Toinho Melodia: Tudo no seu tempo, sem pressa, nem correria, só na malemolência
Quando se encontra alguém repentinamente, com quem se tem uma ligação de raça e de classe, e com suas críticas sociais musicadas de forma tão brilhante, como escrever e homenagear se você recém o conheceu e de pronto se apaixonou? E, ao mesmo tempo, descobre que ele não está mais entre nós?
Sinceramente, não sei prever como terminará este artigo, mas tenho certeza de que preciso redigir algumas linhas sobre Toinho Melodia, o qual encantou tardiamente tanta gente boa.
Esse pernambucano de origem e paulista de coração completaria 74 anos neste dia 5 de junho. Tornou-se pintor de paredes aos 13 anos de idade, escreveu e interpretou composições que revelam a disparidade social e racial e também a dureza da vida nordestina e todos os preconceitos que passam no processo de migração forçada para as grandes metrópoles. Mas resistem, lutam e superam essas dificuldades.
Mesmo tardiamente, evocam o que há de melhor nas suas vidas: um talento absurdo, que muito traduz nossas vidas sertanejas, nordestinas, periféricas e negras neste país. A carreira de Toinho foi recebida de modo fraterno, junto a tantos compositores e artistas, como o coletivo Kolombolosp, que o acolheu em momentos difíceis de sua vida, e especialmente o Conjunto Picafumo, parceiro de 2013 até 2021, ano em que Toinho partiu. Sustentaram todo o projeto de gravação de seu primeiro registro, em 2018, Paulibucano, em parceria com a comunidade do samba paulista e o financiamento coletivo desse marco.
Afinal, quem foi Toinho Melodia?
Em 1950, no dia 5 de junho no Recife (PE), nascia Antônio Freire de Carvalho, filho de Eugênia Freire Ramos e neto de Dona Isaura. De família musical, a avó de Toinho Melodia era autodidata em gaita, e sua família participava da Escola de Samba 4 de Outubro, do bairro de Casa Amarela, no Recife. Como milhares de famílias nordestinas, aos 11 anos, em 1962, mudaram para a capital paulista e ocuparam o Morro de Vila Maria, na Vila Sabrina, Zona Norte de São Paulo.
Apaixonado pelo futebol e torcedor fanático (como tem de ser) do Santa Cruz, o Santinha, Toinho sempre se autodenominava, com orgulho, “o melhor lateral direito do seu tempo”. Desde os 14 anos, frequentava as rodas de samba ao lado do campo do Universal Futebol Clube. Morava nos fundos de uma escola de samba, a qual dizia não resistir “aquele batuque todo”, frequentava escondido de sua mãe as noitadas de samba. E não demorou pra ser levado para a Escola de Samba Unidos do Morro de Vila Maria para tocar caixa e a cantar.
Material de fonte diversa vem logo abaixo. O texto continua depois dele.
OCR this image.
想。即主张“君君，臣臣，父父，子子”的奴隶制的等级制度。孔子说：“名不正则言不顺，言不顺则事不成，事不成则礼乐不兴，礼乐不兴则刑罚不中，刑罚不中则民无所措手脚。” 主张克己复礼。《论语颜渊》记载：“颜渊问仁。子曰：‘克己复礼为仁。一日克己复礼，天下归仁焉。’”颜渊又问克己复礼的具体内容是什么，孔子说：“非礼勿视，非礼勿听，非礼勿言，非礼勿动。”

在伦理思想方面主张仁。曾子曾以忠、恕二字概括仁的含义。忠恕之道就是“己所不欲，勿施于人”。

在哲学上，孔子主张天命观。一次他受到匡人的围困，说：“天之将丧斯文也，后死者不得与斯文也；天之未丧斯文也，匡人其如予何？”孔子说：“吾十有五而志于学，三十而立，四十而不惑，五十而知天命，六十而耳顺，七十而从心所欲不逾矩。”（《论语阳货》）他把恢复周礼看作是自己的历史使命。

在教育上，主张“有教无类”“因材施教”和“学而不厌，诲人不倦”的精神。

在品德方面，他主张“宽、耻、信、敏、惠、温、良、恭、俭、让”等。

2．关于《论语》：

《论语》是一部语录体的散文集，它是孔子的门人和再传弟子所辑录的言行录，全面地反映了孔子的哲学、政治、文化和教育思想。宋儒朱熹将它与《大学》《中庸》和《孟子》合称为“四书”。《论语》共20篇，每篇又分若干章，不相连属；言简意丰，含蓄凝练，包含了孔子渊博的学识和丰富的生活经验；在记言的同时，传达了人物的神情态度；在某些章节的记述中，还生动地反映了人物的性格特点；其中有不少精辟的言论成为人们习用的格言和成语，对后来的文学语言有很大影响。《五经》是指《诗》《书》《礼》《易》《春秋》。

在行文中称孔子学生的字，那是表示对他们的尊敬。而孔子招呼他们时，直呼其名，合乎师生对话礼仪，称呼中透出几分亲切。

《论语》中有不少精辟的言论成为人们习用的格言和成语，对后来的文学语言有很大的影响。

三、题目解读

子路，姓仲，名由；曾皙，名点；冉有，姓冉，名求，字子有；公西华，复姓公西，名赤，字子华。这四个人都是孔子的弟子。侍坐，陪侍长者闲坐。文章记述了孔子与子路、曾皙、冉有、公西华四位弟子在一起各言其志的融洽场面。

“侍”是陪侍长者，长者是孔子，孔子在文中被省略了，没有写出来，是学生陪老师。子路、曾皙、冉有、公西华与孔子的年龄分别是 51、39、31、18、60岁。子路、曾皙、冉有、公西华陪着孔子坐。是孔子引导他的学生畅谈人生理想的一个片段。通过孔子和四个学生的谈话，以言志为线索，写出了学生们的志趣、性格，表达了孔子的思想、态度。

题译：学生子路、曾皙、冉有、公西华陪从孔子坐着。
A partir daí, sua convivência com os baluartes da escola e bambas do mundo do samba, como Toniquinho Batuqueiro, Dito Caipira, Talismã, Jangada e outros, e sua paixão pelo samba só aumentaram e renderam frutos. Toniquinho, ao ver seu talento, malemolência e melodia o batizou com o nome artístico de Toinho Melodia. Ele passou a integrar a Velha Guarda do samba paulista, as comunidades como o Samba da Vela, Terreiro de Compositores, Samba de Todos os Tempos e Kolombolo Diá Piratininga.
Sua carreira transcorreu entre diversas escolas de samba, principalmente a Unidos de Vila Maria, mas também Vai-Vai, Peruche, entre outras, sempre com a marcante participação nas alas de compositores e intérpretes. Porém, por algumas desavenças com a diretoria, desligou-se da Vila Maria e ficou distante das escolas de samba por quase 25 anos.
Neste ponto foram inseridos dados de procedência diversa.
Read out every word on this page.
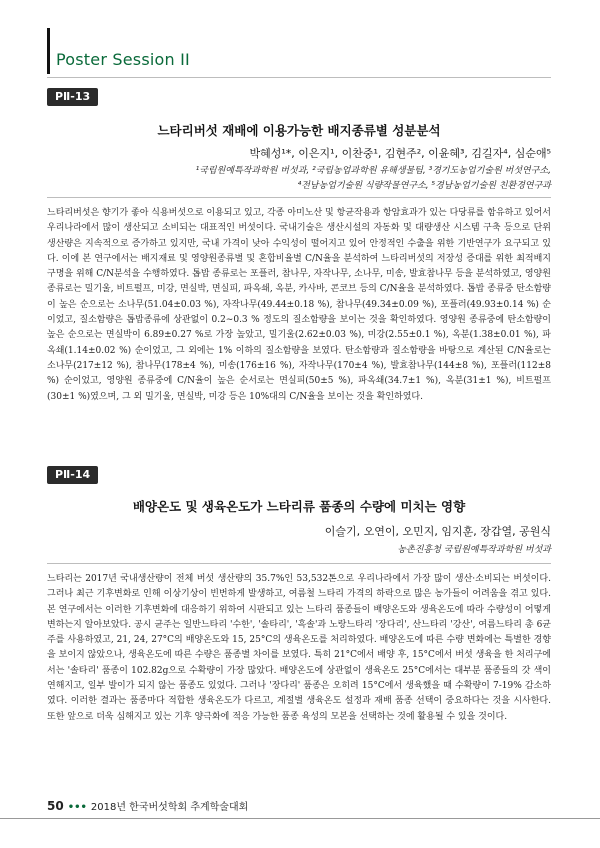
Poster Session II
PⅡ-13
느타리버섯 재배에 이용가능한 배지종류별 성분분석
박혜성¹*, 이은지¹, 이찬중¹, 김현주², 이윤혜³, 김길자⁴, 심순애⁵
¹국립원예특작과학원 버섯과, ²국립농업과학원 유해생물팀, ³경기도농업기술원 버섯연구소,
⁴전남농업기술원 식량작물연구소, ⁵경남농업기술원 친환경연구과
느타리버섯은 향기가 좋아 식용버섯으로 이용되고 있고, 각종 아미노산 및 항균작용과 항암효과가 있는 다당류를 함유하고 있어서 우리나라에서 많이 생산되고 소비되는 대표적인 버섯이다. 국내기술은 생산시설의 자동화 및 대량생산 시스템 구축 등으로 단위 생산량은 지속적으로 증가하고 있지만, 국내 가격이 낮아 수익성이 떨어지고 있어 안정적인 수출을 위한 기반연구가 요구되고 있다. 이에 본 연구에서는 배지재료 및 영양원종류별 및 혼합비율별 C/N율을 분석하여 느타리버섯의 저장성 증대를 위한 최적배지 구명을 위해 C/N분석을 수행하였다. 톱밥 종류로는 포플러, 참나무, 자작나무, 소나무, 미송, 발효참나무 등을 분석하였고, 영양원 종류로는 밀기울, 비트펄프, 미강, 면실박, 면실피, 파옥쇄, 옥분, 카사바, 콘코브 등의 C/N율을 분석하였다. 톱밥 종류중 탄소함량이 높은 순으로는 소나무(51.04±0.03 %), 자작나무(49.44±0.18 %), 참나무(49.34±0.09 %), 포플러(49.93±0.14 %) 순이었고, 질소함량은 톱밥종류에 상관없이 0.2∼0.3 % 정도의 질소함량을 보이는 것을 확인하였다. 영양원 종류중에 탄소함량이 높은 순으로는 면실박이 6.89±0.27 %로 가장 높았고, 밀기울(2.62±0.03 %), 미강(2.55±0.1 %), 옥분(1.38±0.01 %), 파옥쇄(1.14±0.02 %) 순이었고, 그 외에는 1% 이하의 질소함량을 보였다. 탄소함량과 질소함량을 바탕으로 계산된 C/N율로는 소나무(217±12 %), 참나무(178±4 %), 미송(176±16 %), 자작나무(170±4 %), 발효참나무(144±8 %), 포플러(112±8 %) 순이었고, 영양원 종류중에 C/N율이 높은 순서로는 면실피(50±5 %), 파옥쇄(34.7±1 %), 옥분(31±1 %), 비트펄프(30±1 %)였으며, 그 외 밀기울, 면실박, 미강 등은 10%대의 C/N율을 보이는 것을 확인하였다.
PⅡ-14
배양온도 및 생육온도가 느타리류 품종의 수량에 미치는 영향
이슬기, 오연이, 오민지, 임지훈, 장갑열, 공원식
농촌진흥청 국립원예특작과학원 버섯과
느타리는 2017년 국내생산량이 전체 버섯 생산량의 35.7%인 53,532톤으로 우리나라에서 가장 많이 생산·소비되는 버섯이다. 그러나 최근 기후변화로 인해 이상기상이 빈번하게 발생하고, 여름철 느타리 가격의 하락으로 많은 농가들이 어려움을 겪고 있다. 본 연구에서는 이러한 기후변화에 대응하기 위하여 시판되고 있는 느타리 품종들이 배양온도와 생육온도에 따라 수량성이 어떻게 변하는지 알아보았다. 공시 균주는 일반느타리 '수한', '솔타리', '흑솔'과 노랑느타리 '장다리', 산느타리 '강산', 여름느타리 총 6균주를 사용하였고, 21, 24, 27°C의 배양온도와 15, 25°C의 생육온도를 처리하였다. 배양온도에 따른 수량 변화에는 특별한 경향을 보이지 않았으나, 생육온도에 따른 수량은 품종별 차이를 보였다. 특히 21°C에서 배양 후, 15°C에서 버섯 생육을 한 처리구에서는 '솔타리' 품종이 102.82g으로 수확량이 가장 많았다. 배양온도에 상관없이 생육온도 25°C에서는 대부분 품종들의 갓 색이 연해지고, 일부 발이가 되지 않는 품종도 있었다. 그러나 '장다리' 품종은 오히려 15°C에서 생육했을 때 수확량이 7-19% 감소하였다. 이러한 결과는 품종마다 적합한 생육온도가 다르고, 계절별 생육온도 설정과 재배 품종 선택이 중요하다는 것을 시사한다. 또한 앞으로 더욱 심해지고 있는 기후 양극화에 적응 가능한 품종 육성의 모본을 선택하는 것에 활용될 수 있을 것이다.
50 ••• 2018년 한국버섯학회 추계학술대회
Nesse período, ao ser diagnosticado com câncer de próstata aos 50 anos, o qual o impossibilitou de trabalhar, tomou a decisão difícil de morar nas ruas de São Paulo por acreditar que não podia mais ajudar sua família como deveria. Foi resgatado das ruas por amigos do samba, como Chapinha, do Samba da Vela, e retomou sua carreira em 2009. Em 2013, veio o grande auge de sua carreira junto aos parceiros do Conjunto Picafumo.
Por isso, é impossível passar pela arte do Mestre Toinho e não reverenciar seu talento particular para composição de sambas em junção aos mais diversos ritmos e tradições musicais do nordeste brasileiro. E que ele faz lembrar a aparição tardia para a música e outras artes, como foi o caso de Cartola, Dona Ivone Lara, Nelson Sargento, Nelson Cavaquinho, Candeia, Jovelina Pérola Negra, Geraldo Filme, Jackson do Pandeiro (que tanto inspirou e influenciou Toinho) entre diversos outros artistas, compositores de peso e essenciais na música popular negra e brasileira. Viva Toinho!
Musicalidade e identidade de classe e raça
Ao iniciar a pesquisa sobre sua obra e vida, deparei-me com uma conversa, que seria breve e dura até hoje, com minha camarada Irene Maestro, liderança do movimento por moradia Luta Popular em São Paulo. De pronto, ela revelou outra arte do Mestre Toinho, sua solidariedade, ligação em apoio ao movimento e seus semelhantes nordestinos, em sua maioria nas ocupações e periferias de São Paulo.
Perante um incêndio que abalou a comunidade Esperança, em Osasco, no dia 13 de setembro de 2016, Toinho Melodia fez questão de ir até o local reerguer a moral e fortalecer a disposição para a luta com sua arte e seu samba em dezembro daquele ano, próximo às comemorações natalinas, junto com seus parceiros do Conjunto Picafumo.
Foram recebidos carinhosamente pelas mulheres da ocupação com seu samba “Desfecho Cruel”, composição de Rodolfo Gomes, Toinho Melodia e Ricardinho Olaria. A música trata desses eventos nas grandes favelas de São Paulo, principalmente nos anos 1990, quando o início da expansão e da especulação imobiliária caminhava à beira de crimes muitas vezes. O encontro se tornou uma verdadeira roda de samba e palco de muitas conversas, prosas e protestos noite adentro e foi documentado.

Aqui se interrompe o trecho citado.